Erin O’Neil is in her 10th season as the women’s golf coach at Kansas. For nine years, the seasons have come and gone with no postseason appearances. The drought was disappointing, of course, but the coach and her players were used to it. No KU women’s golf team had reached the NCAAs since 1990. There was little history to speak of.
So when O’Neil watched her team receive its first ever at-large bid to an NCAA Regional Tournament on Monday evening, she knew it was something big.
“We’ve just made history and qualified for an NCAA regional for the first time as a team,” O’Neil said. “They really made their mind up to do it.

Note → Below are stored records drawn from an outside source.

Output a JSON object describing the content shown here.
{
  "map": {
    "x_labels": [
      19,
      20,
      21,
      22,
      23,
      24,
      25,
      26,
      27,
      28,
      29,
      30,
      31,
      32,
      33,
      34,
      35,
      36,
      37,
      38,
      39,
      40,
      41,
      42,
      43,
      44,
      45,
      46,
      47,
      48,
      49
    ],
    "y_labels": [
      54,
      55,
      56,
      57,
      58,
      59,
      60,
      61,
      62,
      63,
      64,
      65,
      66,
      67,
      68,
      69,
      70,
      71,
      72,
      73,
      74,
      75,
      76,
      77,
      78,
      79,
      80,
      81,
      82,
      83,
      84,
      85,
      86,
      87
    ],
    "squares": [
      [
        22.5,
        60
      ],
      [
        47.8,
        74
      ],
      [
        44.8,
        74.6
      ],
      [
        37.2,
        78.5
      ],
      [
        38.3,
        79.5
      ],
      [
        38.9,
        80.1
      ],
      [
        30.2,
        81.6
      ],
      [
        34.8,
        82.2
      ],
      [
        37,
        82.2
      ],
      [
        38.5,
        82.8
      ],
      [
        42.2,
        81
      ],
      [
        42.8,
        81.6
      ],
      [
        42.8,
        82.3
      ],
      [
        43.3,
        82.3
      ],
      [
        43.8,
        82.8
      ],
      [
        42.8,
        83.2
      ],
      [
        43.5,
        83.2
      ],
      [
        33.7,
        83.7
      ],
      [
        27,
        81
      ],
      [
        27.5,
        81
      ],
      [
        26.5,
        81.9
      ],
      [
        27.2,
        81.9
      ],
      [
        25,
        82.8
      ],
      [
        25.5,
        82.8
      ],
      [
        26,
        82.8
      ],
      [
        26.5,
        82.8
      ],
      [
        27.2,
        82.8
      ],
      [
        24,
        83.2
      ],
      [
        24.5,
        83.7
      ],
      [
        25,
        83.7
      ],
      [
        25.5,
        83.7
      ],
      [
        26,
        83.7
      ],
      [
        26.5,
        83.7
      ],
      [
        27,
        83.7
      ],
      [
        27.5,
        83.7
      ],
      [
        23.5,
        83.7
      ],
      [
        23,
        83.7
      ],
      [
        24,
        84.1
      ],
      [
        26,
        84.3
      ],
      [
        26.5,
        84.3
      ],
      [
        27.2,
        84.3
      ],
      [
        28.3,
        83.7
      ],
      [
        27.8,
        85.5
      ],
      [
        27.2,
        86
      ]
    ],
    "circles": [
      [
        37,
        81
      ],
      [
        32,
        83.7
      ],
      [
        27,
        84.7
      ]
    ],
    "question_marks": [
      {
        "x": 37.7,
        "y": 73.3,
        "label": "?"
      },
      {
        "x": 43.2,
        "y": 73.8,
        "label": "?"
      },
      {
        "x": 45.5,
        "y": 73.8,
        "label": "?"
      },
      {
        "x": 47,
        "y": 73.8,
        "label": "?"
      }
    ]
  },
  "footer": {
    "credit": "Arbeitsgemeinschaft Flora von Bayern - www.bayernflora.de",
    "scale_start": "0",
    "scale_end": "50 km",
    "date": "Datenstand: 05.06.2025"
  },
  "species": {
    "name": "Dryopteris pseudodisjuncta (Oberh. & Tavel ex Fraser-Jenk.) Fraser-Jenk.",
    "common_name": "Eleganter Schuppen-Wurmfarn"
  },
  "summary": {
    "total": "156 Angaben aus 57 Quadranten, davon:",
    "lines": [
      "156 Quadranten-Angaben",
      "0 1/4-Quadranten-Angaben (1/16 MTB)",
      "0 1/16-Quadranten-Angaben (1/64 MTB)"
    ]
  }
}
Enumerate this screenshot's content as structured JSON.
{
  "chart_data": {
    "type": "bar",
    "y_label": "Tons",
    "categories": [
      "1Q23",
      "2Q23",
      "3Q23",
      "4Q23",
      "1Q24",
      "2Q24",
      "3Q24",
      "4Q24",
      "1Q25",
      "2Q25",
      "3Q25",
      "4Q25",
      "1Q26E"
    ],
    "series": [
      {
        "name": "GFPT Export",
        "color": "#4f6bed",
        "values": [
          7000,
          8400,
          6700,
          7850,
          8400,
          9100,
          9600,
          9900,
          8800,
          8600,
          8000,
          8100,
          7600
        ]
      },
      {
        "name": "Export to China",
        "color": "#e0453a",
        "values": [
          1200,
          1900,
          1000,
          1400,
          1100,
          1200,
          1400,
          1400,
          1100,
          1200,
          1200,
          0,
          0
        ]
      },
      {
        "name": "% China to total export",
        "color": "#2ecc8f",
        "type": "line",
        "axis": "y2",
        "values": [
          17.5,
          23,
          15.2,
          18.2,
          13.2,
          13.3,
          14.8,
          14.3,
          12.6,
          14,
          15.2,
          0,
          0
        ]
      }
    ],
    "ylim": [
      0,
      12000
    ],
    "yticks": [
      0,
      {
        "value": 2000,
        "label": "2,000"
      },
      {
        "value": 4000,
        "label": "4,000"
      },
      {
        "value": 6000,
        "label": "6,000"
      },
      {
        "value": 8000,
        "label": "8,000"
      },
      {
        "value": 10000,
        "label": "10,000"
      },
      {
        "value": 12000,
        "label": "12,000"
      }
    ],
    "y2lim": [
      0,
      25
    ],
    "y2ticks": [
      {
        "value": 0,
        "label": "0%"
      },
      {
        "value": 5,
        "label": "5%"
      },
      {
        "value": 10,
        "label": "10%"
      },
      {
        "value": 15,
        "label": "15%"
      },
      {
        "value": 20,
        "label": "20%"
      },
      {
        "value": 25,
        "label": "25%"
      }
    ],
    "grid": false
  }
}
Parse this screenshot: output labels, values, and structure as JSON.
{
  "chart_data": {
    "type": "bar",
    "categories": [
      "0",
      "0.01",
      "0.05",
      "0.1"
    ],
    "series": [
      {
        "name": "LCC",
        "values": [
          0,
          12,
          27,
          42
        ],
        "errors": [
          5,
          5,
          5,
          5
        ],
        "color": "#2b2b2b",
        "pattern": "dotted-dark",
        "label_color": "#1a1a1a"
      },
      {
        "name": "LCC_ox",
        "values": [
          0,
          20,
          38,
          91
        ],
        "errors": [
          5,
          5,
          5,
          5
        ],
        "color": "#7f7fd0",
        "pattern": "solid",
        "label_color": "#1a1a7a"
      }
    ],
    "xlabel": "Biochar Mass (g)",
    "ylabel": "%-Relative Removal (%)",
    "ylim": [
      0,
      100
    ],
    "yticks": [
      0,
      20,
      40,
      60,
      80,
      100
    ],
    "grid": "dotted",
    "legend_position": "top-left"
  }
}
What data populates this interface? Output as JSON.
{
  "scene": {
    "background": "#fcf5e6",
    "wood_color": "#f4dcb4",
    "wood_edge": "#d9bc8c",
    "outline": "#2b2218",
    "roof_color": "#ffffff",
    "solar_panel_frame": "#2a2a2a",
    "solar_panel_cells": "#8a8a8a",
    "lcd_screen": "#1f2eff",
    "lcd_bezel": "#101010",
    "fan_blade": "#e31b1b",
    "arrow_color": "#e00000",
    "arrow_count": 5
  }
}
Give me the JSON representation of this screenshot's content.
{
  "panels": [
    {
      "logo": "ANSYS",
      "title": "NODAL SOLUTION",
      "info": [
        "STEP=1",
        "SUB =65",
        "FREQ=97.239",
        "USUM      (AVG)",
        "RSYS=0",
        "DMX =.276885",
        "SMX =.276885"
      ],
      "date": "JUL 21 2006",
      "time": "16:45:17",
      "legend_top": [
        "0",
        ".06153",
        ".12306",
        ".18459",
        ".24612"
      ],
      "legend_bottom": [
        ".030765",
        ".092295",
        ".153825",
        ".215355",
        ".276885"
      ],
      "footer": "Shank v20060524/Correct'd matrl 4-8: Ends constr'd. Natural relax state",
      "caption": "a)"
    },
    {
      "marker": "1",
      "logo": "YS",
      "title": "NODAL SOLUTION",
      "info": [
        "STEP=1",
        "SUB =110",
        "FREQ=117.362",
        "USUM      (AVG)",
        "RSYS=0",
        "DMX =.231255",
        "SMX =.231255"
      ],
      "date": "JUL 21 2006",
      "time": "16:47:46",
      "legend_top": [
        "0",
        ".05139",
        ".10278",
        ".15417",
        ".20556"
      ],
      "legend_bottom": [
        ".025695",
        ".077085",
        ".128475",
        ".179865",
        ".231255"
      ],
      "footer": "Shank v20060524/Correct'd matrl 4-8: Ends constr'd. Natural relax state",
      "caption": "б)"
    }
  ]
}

“They owned it. It wasn’t my dream, it was their dream.”
The Jayhawks landed the 14th seed in the 24-team NCAA Central Regional, which will be played May 8-10 at Karsten Creek Golf Course in Stillwater, Okla. The top eight teams from the regional will advance to the NCAA Championship during May 20-23 in Tulsa.
Before Monday, Kansas’ only appearance in the postseason came in 1990, when the Jayhawks advanced to the NCAA Tournament after winning the Big Eight title. The NCAA regional didn’t even exist then. But O’Neil credited a preseason trip to Ireland with bringing together a team that featured senior leader Meghan Potee and sophomore standout Yupaporn Kawinpakorn.
“I’m really proud of the young ladies and the coaching staff,” KU athletic director Sheahon Zenger said. “These were the goals we talked about three years ago and they have certainly moved the bar higher and we couldn’t be prouder of them.”
Kawinpakorn finished tied for second at the Big 12 Championship last weekend, leading the Jayhawks to a tie for fourth. It was their best conference finish since 1992. As a team, the Jayhawks finished 22 over par at the three-day event.
“It’s the first time for us and it’s an amazing feeling,” Kawinpakorn said. “We have been so ready for this. We believe in ourselves. Sometimes it’s hard to predict what’s going to happen, but we are happy to be where we are at.
“I wouldn’t celebrate just yet. Our job is still far from done.”